Friday, July 3, 2020

Friday, July 3

I've managed to get hold of a copy of Malcolm Turnbull's blockbuster, 'A Bigger Picture'.  It does, as expected, pour scorn on people he doesn't like, such as Tony Abbott, but also highlights Turnbull's own failings, which he clearly doesn't recognise in himself.  He's always been seen as arrogant, and that certainly comes through in his memoir but there's a shallowness about him and a lack of understanding about what is fair and right which marks him as having been affected by the silvertail lifestyle he has adopted.

Without any embarrassment, he states that he and Lucy always had an ambition to be 'independently wealthy; which is code for 'filthy rich'.  He set about to achieve that ambition by dealing with crooks like Christopher Skase and Alan Bond, and even greasing the wheels for disgraced Queensland Police Commissioner, Terry Lewis.  What do they say about lying down with pigs?

He is also scathing about everybody else in politics, on both sides of the fence.  He criticises the NBN proposal of the Labor Government without acknowledging that his own replacement plan has been shown to be inadequate; it lacks ambition and has no capacity to be upgraded in the future. 

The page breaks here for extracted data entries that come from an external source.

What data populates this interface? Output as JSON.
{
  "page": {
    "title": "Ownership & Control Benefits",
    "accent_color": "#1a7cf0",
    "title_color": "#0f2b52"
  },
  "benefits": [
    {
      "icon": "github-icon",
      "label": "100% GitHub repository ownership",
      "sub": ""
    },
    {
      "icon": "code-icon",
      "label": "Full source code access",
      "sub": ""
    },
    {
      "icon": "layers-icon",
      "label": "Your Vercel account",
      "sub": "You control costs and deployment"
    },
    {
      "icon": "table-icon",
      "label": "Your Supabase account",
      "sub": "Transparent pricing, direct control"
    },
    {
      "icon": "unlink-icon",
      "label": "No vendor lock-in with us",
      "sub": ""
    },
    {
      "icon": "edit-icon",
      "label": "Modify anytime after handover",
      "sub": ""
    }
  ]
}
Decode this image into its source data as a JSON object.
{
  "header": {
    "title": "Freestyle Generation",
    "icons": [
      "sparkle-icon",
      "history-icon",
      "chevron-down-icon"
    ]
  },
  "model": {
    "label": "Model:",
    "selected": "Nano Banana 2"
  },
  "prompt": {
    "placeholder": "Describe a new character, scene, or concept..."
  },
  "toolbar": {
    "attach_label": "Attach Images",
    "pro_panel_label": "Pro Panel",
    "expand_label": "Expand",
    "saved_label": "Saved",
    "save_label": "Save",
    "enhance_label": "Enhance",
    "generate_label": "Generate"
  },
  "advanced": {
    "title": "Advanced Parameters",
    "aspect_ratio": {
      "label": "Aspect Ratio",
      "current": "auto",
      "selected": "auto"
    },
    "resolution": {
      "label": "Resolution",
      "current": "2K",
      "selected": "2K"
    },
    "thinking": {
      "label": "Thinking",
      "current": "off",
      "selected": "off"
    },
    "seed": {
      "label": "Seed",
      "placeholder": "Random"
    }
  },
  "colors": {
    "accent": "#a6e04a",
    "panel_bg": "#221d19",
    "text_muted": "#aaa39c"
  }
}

There's a smugness about the book which will endear him to very few people.

I found the most interesting part was when he talked about his childhood.  He went to Sydney Grammar, of course, and talked about studying Latin using a textbook by Hillard and Botting, the same book I had used more than a decade before. I also hadn't realised he was a boarder during the early 70s when the boarding house was in St Marks Road, Randwick.  He says he always went to the Randwick Presbyterian Church on Sundays and that was the period when Marilyn and I lived in a flat behind the church and I was responsible for the cleaning there.  No doubt I had polished the pew where the young Turnbull rested his bottom during the sermon.  I feel humbled that I played a small part in making Malcolm Turnbull the man he is today.